I also tried to facet a boxplot graphic highlight counts by flight status, city, and airline. However, the resulting form was not visually legible and, despite much effort, I was unable to improve it.

# Bar plot of on time performance by airline and city. 

(air_city%>%ggplot(aes(x=city, y=performance, fill=airline, alpha=.5))+geom_bar(stat="identity", position = position_dodge(width = .6))+
theme(axis.text.x= element_text(size=8))+
theme(axis.text.y = element_text(size=8))+ 
coord_flip()+
theme_bw()+
ggtitle("Figure 1. Performance of Two Airlines by City")+xlab("City")+ylab("On Time Performance(%)"))

# Bar plot of on time performance by airline. 

(air_overall%>%ggplot(aes(x=airline, y=performance))+geom_bar(stat="identity", width=0.5, color="blue", alpha=0.5)+
theme(axis.text.x= element_text(size=8))+
theme(axis.text.y = element_text(size=8))+ 
coord_flip()+
theme_bw()+
ggtitle("Figure 2. On Time Performance of Two Airlines")+xlab("Airline")+ylab("On Time Performance(%)"))

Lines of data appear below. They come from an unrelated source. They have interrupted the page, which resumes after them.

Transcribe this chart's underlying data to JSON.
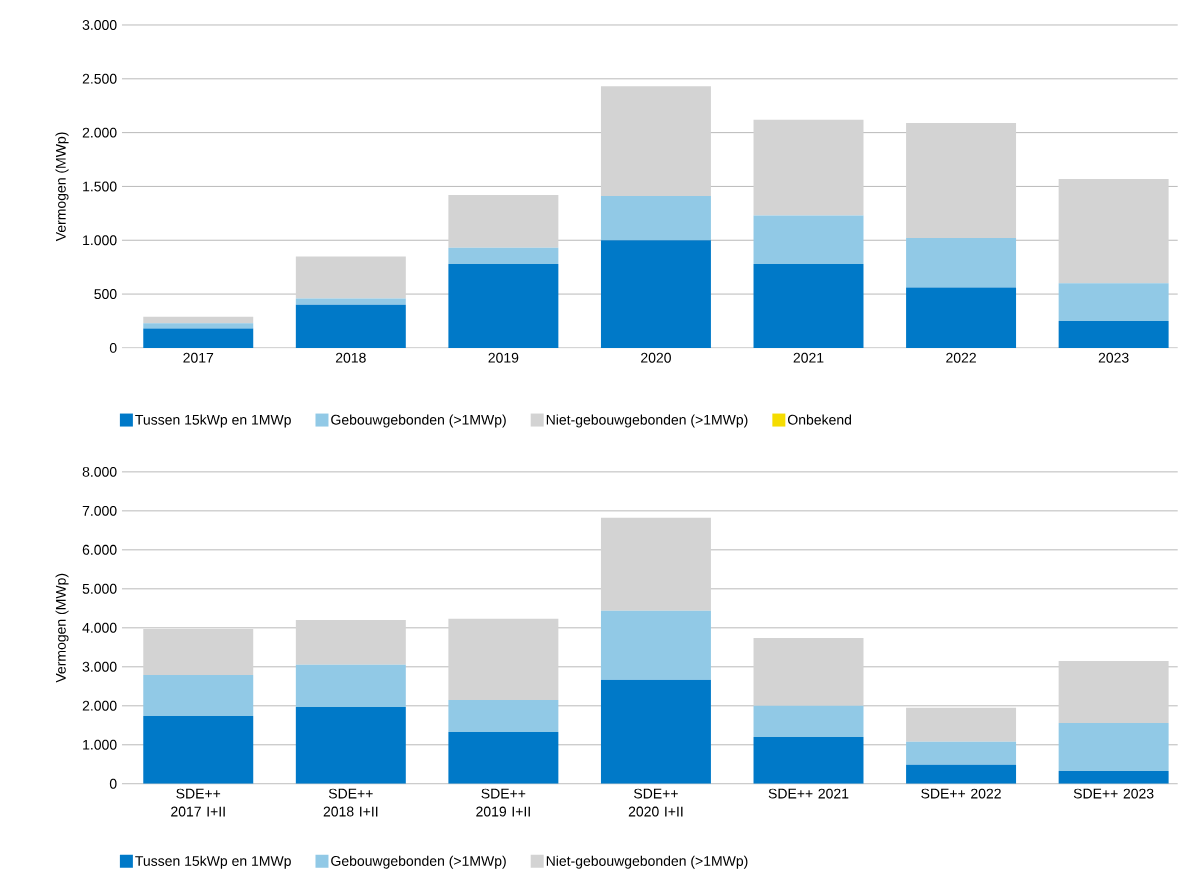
{
  "chart_data": [
    {
      "type": "bar",
      "stacked": true,
      "ylabel": "Vermogen (MWp)",
      "categories": [
        "2017",
        "2018",
        "2019",
        "2020",
        "2021",
        "2022",
        "2023"
      ],
      "series": [
        {
          "name": "Tussen 15kWp en 1MWp",
          "color": "#0079c8",
          "values": [
            180,
            400,
            780,
            1000,
            780,
            560,
            250
          ]
        },
        {
          "name": "Gebouwgebonden (>1MWp)",
          "color": "#91c9e6",
          "values": [
            50,
            60,
            150,
            410,
            450,
            460,
            350
          ]
        },
        {
          "name": "Niet-gebouwgebonden (>1MWp)",
          "color": "#d3d3d3",
          "values": [
            60,
            390,
            490,
            1020,
            890,
            1070,
            970
          ]
        },
        {
          "name": "Onbekend",
          "color": "#f5dc00",
          "values": [
            null,
            null,
            null,
            null,
            null,
            null,
            null
          ]
        }
      ],
      "ylim": [
        0,
        3000
      ],
      "yticks": [
        {
          "value": 0,
          "label": "0"
        },
        {
          "value": 500,
          "label": "500"
        },
        {
          "value": 1000,
          "label": "1.000"
        },
        {
          "value": 1500,
          "label": "1.500"
        },
        {
          "value": 2000,
          "label": "2.000"
        },
        {
          "value": 2500,
          "label": "2.500"
        },
        {
          "value": 3000,
          "label": "3.000"
        }
      ],
      "grid": "y",
      "legend": "bottom"
    },
    {
      "type": "bar",
      "stacked": true,
      "ylabel": "Vermogen (MWp)",
      "categories": [
        "SDE++ 2017 I+II",
        "SDE++ 2018 I+II",
        "SDE++ 2019 I+II",
        "SDE++ 2020 I+II",
        "SDE++ 2021",
        "SDE++ 2022",
        "SDE++ 2023"
      ],
      "series": [
        {
          "name": "Tussen 15kWp en 1MWp",
          "color": "#0079c8",
          "values": [
            1740,
            1970,
            1330,
            2670,
            1200,
            490,
            330
          ]
        },
        {
          "name": "Gebouwgebonden (>1MWp)",
          "color": "#91c9e6",
          "values": [
            1050,
            1080,
            820,
            1770,
            800,
            590,
            1230
          ]
        },
        {
          "name": "Niet-gebouwgebonden (>1MWp)",
          "color": "#d3d3d3",
          "values": [
            1180,
            1150,
            2080,
            2380,
            1740,
            870,
            1590
          ]
        }
      ],
      "ylim": [
        0,
        8000
      ],
      "yticks": [
        {
          "value": 0,
          "label": "0"
        },
        {
          "value": 1000,
          "label": "1.000"
        },
        {
          "value": 2000,
          "label": "2.000"
        },
        {
          "value": 3000,
          "label": "3.000"
        },
        {
          "value": 4000,
          "label": "4.000"
        },
        {
          "value": 5000,
          "label": "5.000"
        },
        {
          "value": 6000,
          "label": "6.000"
        },
        {
          "value": 7000,
          "label": "7.000"
        },
        {
          "value": 8000,
          "label": "8.000"
        }
      ],
      "grid": "y",
      "legend": "bottom"
    }
  ]
}
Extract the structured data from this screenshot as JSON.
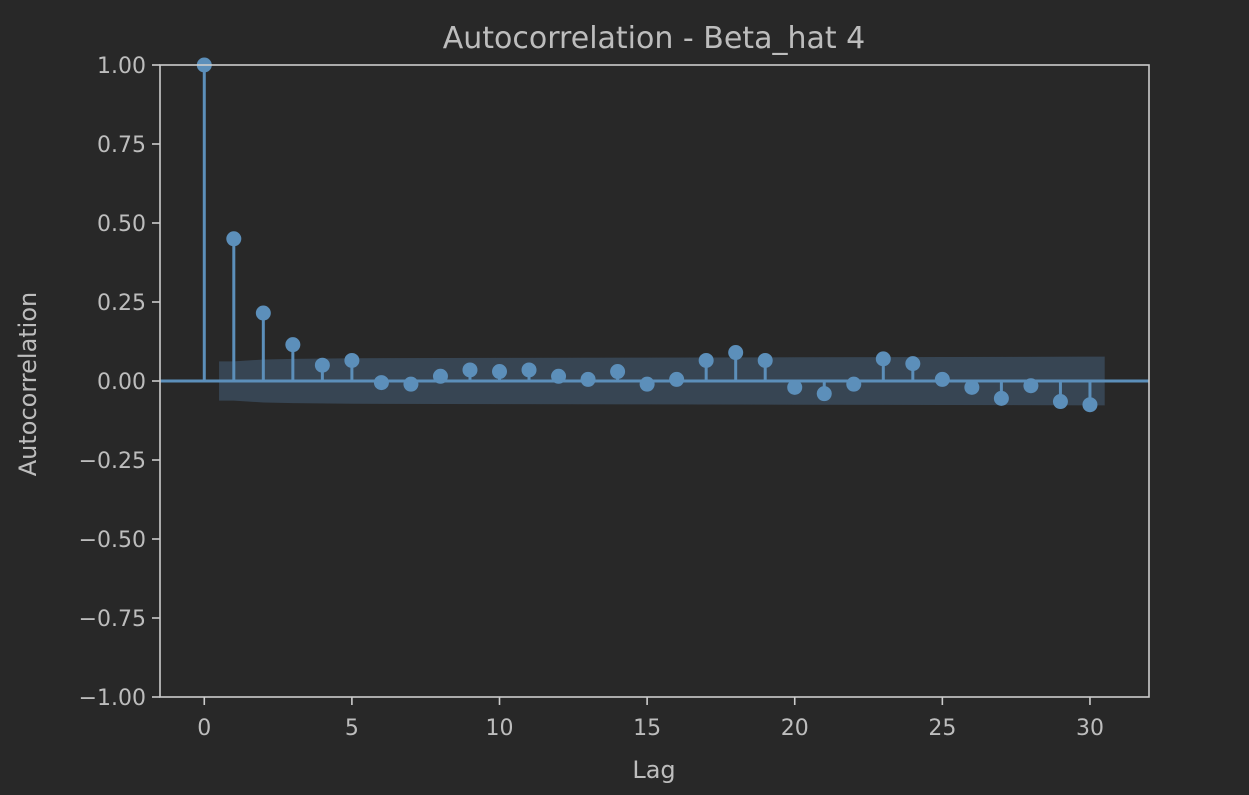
{
  "page": {
    "background": "#282828"
  },
  "colors": {
    "axis": "#cccccc",
    "text": "#bdbdbd",
    "stem": "#5c8fba",
    "band": "#3a4a5a"
  },
  "chart_data": {
    "type": "stem",
    "title": "Autocorrelation - Beta_hat 4",
    "xlabel": "Lag",
    "ylabel": "Autocorrelation",
    "xlim": [
      -1.5,
      32
    ],
    "ylim": [
      -1,
      1
    ],
    "xticks": [
      0,
      5,
      10,
      15,
      20,
      25,
      30
    ],
    "xtick_labels": [
      "0",
      "5",
      "10",
      "15",
      "20",
      "25",
      "30"
    ],
    "yticks": [
      1,
      0.75,
      0.5,
      0.25,
      0,
      -0.25,
      -0.5,
      -0.75,
      -1
    ],
    "ytick_labels": [
      "1.00",
      "0.75",
      "0.50",
      "0.25",
      "0.00",
      "−0.25",
      "−0.50",
      "−0.75",
      "−1.00"
    ],
    "lags": [
      0,
      1,
      2,
      3,
      4,
      5,
      6,
      7,
      8,
      9,
      10,
      11,
      12,
      13,
      14,
      15,
      16,
      17,
      18,
      19,
      20,
      21,
      22,
      23,
      24,
      25,
      26,
      27,
      28,
      29,
      30
    ],
    "values": [
      1.0,
      0.45,
      0.215,
      0.115,
      0.05,
      0.065,
      -0.005,
      -0.01,
      0.015,
      0.035,
      0.03,
      0.035,
      0.015,
      0.005,
      0.03,
      -0.01,
      0.005,
      0.065,
      0.09,
      0.065,
      -0.02,
      -0.04,
      -0.01,
      0.07,
      0.055,
      0.005,
      -0.02,
      -0.055,
      -0.015,
      -0.065,
      -0.075
    ],
    "confidence_band": {
      "lags": [
        0.5,
        1,
        2,
        3,
        5,
        10,
        15,
        20,
        25,
        30,
        30.5
      ],
      "upper": [
        0.062,
        0.062,
        0.068,
        0.07,
        0.072,
        0.073,
        0.074,
        0.075,
        0.076,
        0.077,
        0.077
      ],
      "lower": [
        -0.062,
        -0.062,
        -0.068,
        -0.07,
        -0.072,
        -0.073,
        -0.074,
        -0.075,
        -0.076,
        -0.077,
        -0.077
      ]
    },
    "grid": false,
    "legend": "none"
  }
}
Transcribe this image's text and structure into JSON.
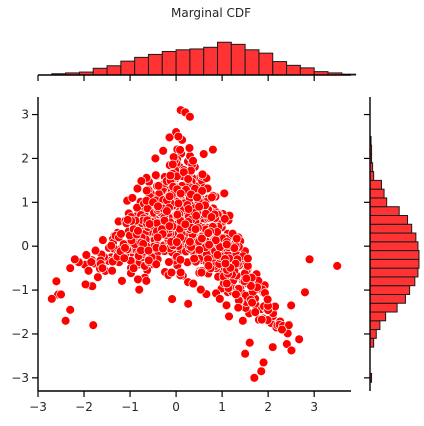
{
  "chart_data": {
    "type": "scatter",
    "title": "Marginal CDF",
    "xlabel": "",
    "ylabel": "",
    "xlim": [
      -3.0,
      3.8
    ],
    "ylim": [
      -3.3,
      3.4
    ],
    "x_ticks": [
      -3,
      -2,
      -1,
      0,
      1,
      2,
      3
    ],
    "y_ticks": [
      -3,
      -2,
      -1,
      0,
      1,
      2,
      3
    ],
    "grid": false,
    "colors": {
      "point_fill": "#ff0000",
      "point_edge": "#ffffff",
      "bar_fill": "#ff3333",
      "bar_edge": "#1a1a1a"
    },
    "x_hist": {
      "bin_start": -2.7,
      "bin_width": 0.3,
      "heights": [
        0.03,
        0.05,
        0.07,
        0.16,
        0.22,
        0.33,
        0.42,
        0.49,
        0.56,
        0.6,
        0.62,
        0.66,
        0.78,
        0.73,
        0.6,
        0.52,
        0.32,
        0.23,
        0.17,
        0.08,
        0.05,
        0.02
      ]
    },
    "y_hist": {
      "bin_start": -3.1,
      "bin_width": 0.2,
      "heights": [
        0.015,
        0.0,
        0.0,
        0.0,
        0.035,
        0.06,
        0.095,
        0.15,
        0.26,
        0.34,
        0.38,
        0.43,
        0.46,
        0.47,
        0.47,
        0.46,
        0.44,
        0.4,
        0.36,
        0.28,
        0.16,
        0.135,
        0.11,
        0.035,
        0.025,
        0.015,
        0.015,
        0.01,
        0.0,
        0.0,
        0.0,
        0.0
      ]
    },
    "points": [
      [
        3.5,
        -0.45
      ],
      [
        2.9,
        -0.3
      ],
      [
        2.8,
        -1.05
      ],
      [
        2.5,
        -1.35
      ],
      [
        2.45,
        -1.8
      ],
      [
        2.3,
        -1.9
      ],
      [
        2.1,
        -2.3
      ],
      [
        1.9,
        -2.65
      ],
      [
        1.85,
        -2.85
      ],
      [
        1.7,
        -3.0
      ],
      [
        1.6,
        -2.2
      ],
      [
        1.5,
        -2.45
      ],
      [
        1.45,
        -1.7
      ],
      [
        0.1,
        3.1
      ],
      [
        0.2,
        3.05
      ],
      [
        0.3,
        2.95
      ],
      [
        0.0,
        2.6
      ],
      [
        0.05,
        2.5
      ],
      [
        -0.45,
        2.0
      ],
      [
        -0.95,
        1.1
      ],
      [
        -1.05,
        0.6
      ],
      [
        -1.8,
        -1.8
      ],
      [
        -2.3,
        -1.45
      ],
      [
        -2.4,
        -1.7
      ],
      [
        -2.5,
        -1.1
      ],
      [
        -2.7,
        -1.2
      ],
      [
        -2.6,
        -0.8
      ],
      [
        -2.3,
        -0.5
      ],
      [
        -2.2,
        -0.3
      ],
      [
        -1.95,
        -0.2
      ],
      [
        -1.75,
        -0.1
      ],
      [
        -1.6,
        -0.5
      ],
      [
        0.8,
        2.2
      ],
      [
        0.6,
        2.1
      ],
      [
        -0.1,
        -0.6
      ],
      [
        0.1,
        -0.6
      ],
      [
        0.55,
        -0.6
      ],
      [
        0.9,
        -0.2
      ],
      [
        1.1,
        -0.85
      ],
      [
        1.35,
        -1.4
      ],
      [
        1.15,
        -1.6
      ],
      [
        0.95,
        -1.2
      ],
      [
        0.3,
        0.1
      ],
      [
        0.2,
        0.5
      ],
      [
        -0.2,
        0.8
      ],
      [
        -0.4,
        0.2
      ],
      [
        0.5,
        0.9
      ],
      [
        0.7,
        0.3
      ],
      [
        0.1,
        1.2
      ],
      [
        -0.6,
        -0.1
      ]
    ]
  }
}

#Plot boxplots with outliers removed

(plot1 <- num%>%filter(Flight_Count<1000)%>%
    ggplot(aes(x=Airline, y=Flight_Count)) +
    geom_boxplot(alpha=.3, fill="blue")+
    theme(axis.text.x= element_text(size=8))+
    theme(axis.text.y = element_text(size=8))+ 
    coord_flip()+
    facet_grid(.~Flight_Status, space="free_x")+
    theme_bw()+
    ggtitle("Figure 3. Timeliness of Flights by Airline")+
    xlab("Airline")+
    ylab("Flight Count"))

(plot2 <- num%>%filter(Flight_Count<1000)%>%
    ggplot(aes(x=City, y=Flight_Count)) +
    geom_boxplot(alpha=.7, fill="blue")+
    theme(axis.text.x= element_text(size=8))+
    theme(axis.text.y = element_text(size=8))+   
    coord_flip()+
    facet_grid(.~Flight_Status)+
    theme_bw()+
    ggtitle("Figure 4. Timeliness of Flights by City")+xlab("City")+
    ylab("Flight Count"))

# Attempt to facet with facet_grid

(plot3 <- num%>%filter(Flight_Count<1000, City=="los_angeles"|City=="phoenix" )%>%
    ggplot(aes(x=Airline, y=Flight_Count))+
    geom_boxplot(alpha=.7, fill="blue")+
    facet_grid_paginate(City~Flight_Status,
    ncol=2, page=1, space="free_y")+
    theme_bw())

Step 5. Conclusions

The on-time performance of ALASKA exceeded AMWEST when compared on a city-by-city basis (Figure 1).

However, the overall on-time performance of AMWEST (89%) exceeded ALASKA (87%). See Figure 2.

I ascribe this discrepancy to the fact that the number of flights flown by AMWEST (n=7225) was almost double that of Alaska airlines (n=3775). And the majority of this difference was attributable to on-time flights by AMWEST to Phoenix (n=4840).

It is clear from this dataset that an aggregate measure of performance can lead to a different conclusion (AMWEST outperformed ALASKA) than when distributed measures of performance are analyzed individually (ALASKA outperformed AMWEST).